I love Johnsey, maybe a bit too much. I upset myself several times writing him. I so desperately wanted things to be different for him, but he had a job to do and he did it well. My experiences of bullying were mostly oblique; what sears my conscience now is the memory of the times I did nothing, or laughed or sneered along. But it’s redundant and corrosive to carry guilt from childhood into adulthood. As for writing from direct experience, I think it can only work if the writer can properly marshal their own feelings and detach themselves sufficiently from their experiences. It’s almost necessary to float above oneself, to look dispassionately down at events, and to examine what happened with a cold eye.
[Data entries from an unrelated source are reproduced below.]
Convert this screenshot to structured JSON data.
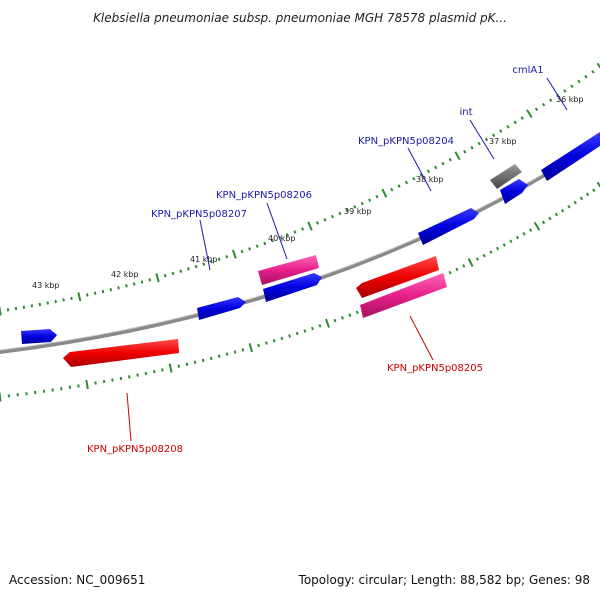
{
  "title": "Klebsiella pneumoniae subsp. pneumoniae MGH 78578 plasmid pK...",
  "footer": {
    "accession": "Accession: NC_009651",
    "summary": "Topology: circular; Length: 88,582 bp; Genes: 98"
  },
  "colors": {
    "backbone": "#8a8a8a",
    "tick": "#2e8b2e",
    "forward_gene": "#0000dd",
    "reverse_gene": "#ee0000",
    "pink_gene": "#e6208a",
    "grey_gene": "#6f6f6f",
    "forward_label": "#1a1aa8",
    "reverse_label": "#cc0000"
  },
  "kbp_labels": [
    "36 kbp",
    "37 kbp",
    "38 kbp",
    "39 kbp",
    "40 kbp",
    "41 kbp",
    "42 kbp",
    "43 kbp"
  ],
  "gene_labels": {
    "cmla1": "cmlA1",
    "int": "int",
    "kpn_08204": "KPN_pKPN5p08204",
    "kpn_08206": "KPN_pKPN5p08206",
    "kpn_08207": "KPN_pKPN5p08207",
    "kpn_08205": "KPN_pKPN5p08205",
    "kpn_08208": "KPN_pKPN5p08208"
  }
}
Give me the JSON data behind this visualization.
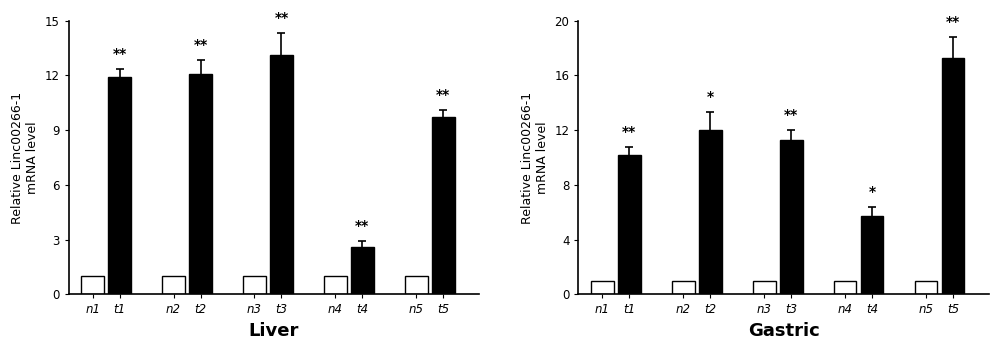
{
  "liver": {
    "categories": [
      "n1",
      "t1",
      "n2",
      "t2",
      "n3",
      "t3",
      "n4",
      "t4",
      "n5",
      "t5"
    ],
    "values": [
      1.0,
      11.9,
      1.0,
      12.1,
      1.0,
      13.1,
      1.0,
      2.6,
      1.0,
      9.7
    ],
    "errors": [
      0.0,
      0.45,
      0.0,
      0.75,
      0.0,
      1.2,
      0.0,
      0.3,
      0.0,
      0.4
    ],
    "colors": [
      "white",
      "black",
      "white",
      "black",
      "white",
      "black",
      "white",
      "black",
      "white",
      "black"
    ],
    "significance": [
      "",
      "**",
      "",
      "**",
      "",
      "**",
      "",
      "**",
      "",
      "**"
    ],
    "ylim": [
      0,
      15
    ],
    "yticks": [
      0,
      3,
      6,
      9,
      12,
      15
    ],
    "xlabel": "Liver",
    "ylabel": "Relative Linc00266-1\nmRNA level"
  },
  "gastric": {
    "categories": [
      "n1",
      "t1",
      "n2",
      "t2",
      "n3",
      "t3",
      "n4",
      "t4",
      "n5",
      "t5"
    ],
    "values": [
      1.0,
      10.2,
      1.0,
      12.0,
      1.0,
      11.3,
      1.0,
      5.7,
      1.0,
      17.3
    ],
    "errors": [
      0.0,
      0.55,
      0.0,
      1.3,
      0.0,
      0.7,
      0.0,
      0.65,
      0.0,
      1.5
    ],
    "colors": [
      "white",
      "black",
      "white",
      "black",
      "white",
      "black",
      "white",
      "black",
      "white",
      "black"
    ],
    "significance": [
      "",
      "**",
      "",
      "*",
      "",
      "**",
      "",
      "*",
      "",
      "**"
    ],
    "ylim": [
      0,
      20
    ],
    "yticks": [
      0,
      4,
      8,
      12,
      16,
      20
    ],
    "xlabel": "Gastric",
    "ylabel": "Relative Linc00266-1\nmRNA level"
  },
  "bar_width": 0.38,
  "figure_width": 10.0,
  "figure_height": 3.51,
  "dpi": 100,
  "background_color": "#ffffff",
  "sig_fontsize": 10,
  "xlabel_fontsize": 13,
  "ylabel_fontsize": 9.0,
  "tick_fontsize": 8.5
}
Otherwise emotion can suffuse the writing to too great a degree and begin to blur the narrative.

One word that crops up in your reviews all the time is ‘humanity’ – how necessary a trait is sympathy for a novelist?

For me, there’s no point writing without it. It’d feel barren and hollow. For others it’s something they can do without, and still create compelling works. The kind of fiction I write, and the kind written by most of the writers I know personally, requires empathy as a mechanism without which their creative engines would stutter and stall. That they feel so keenly what others feel makes them the writers they are. It’s a wonderful thing to be able to do, it makes the world a better place, but it’s not always an easy thing to live with.

If you could sit down for a half-an-hour with any writer, living or dead, who would it be, and what would you talk about with them?

John Kennedy Toole. I’d tell him how much I love A Confederacy of Dunces. I’d ask him why he killed himself.

Can you tell us something about your next project – what you’re working on at the moment?

I’m working on a book of short stories. They’re mostly 3-4k words. It’s a struggle, a struggle. I hit a sweet spot now and then that causes a euphoric happiness that sometimes lasts for hours. I worry about my stories. It’s been less than a handful of times, but people have told me they hate all my characters, and I’m sure it’ll happen that people will tell me they hate all my stories. But I’ll be more prepared this time.

And an easy one – what’s your must snack or must do habit whilst writing?

My stomach knots up a bit when I’m writing, and I have no idea why, so I don’t usually snack. My thing I must do is slavishly adhere to a minimum word count of 500. And to constantly seek affirmation from Anne Marie. I’d be sunk without her.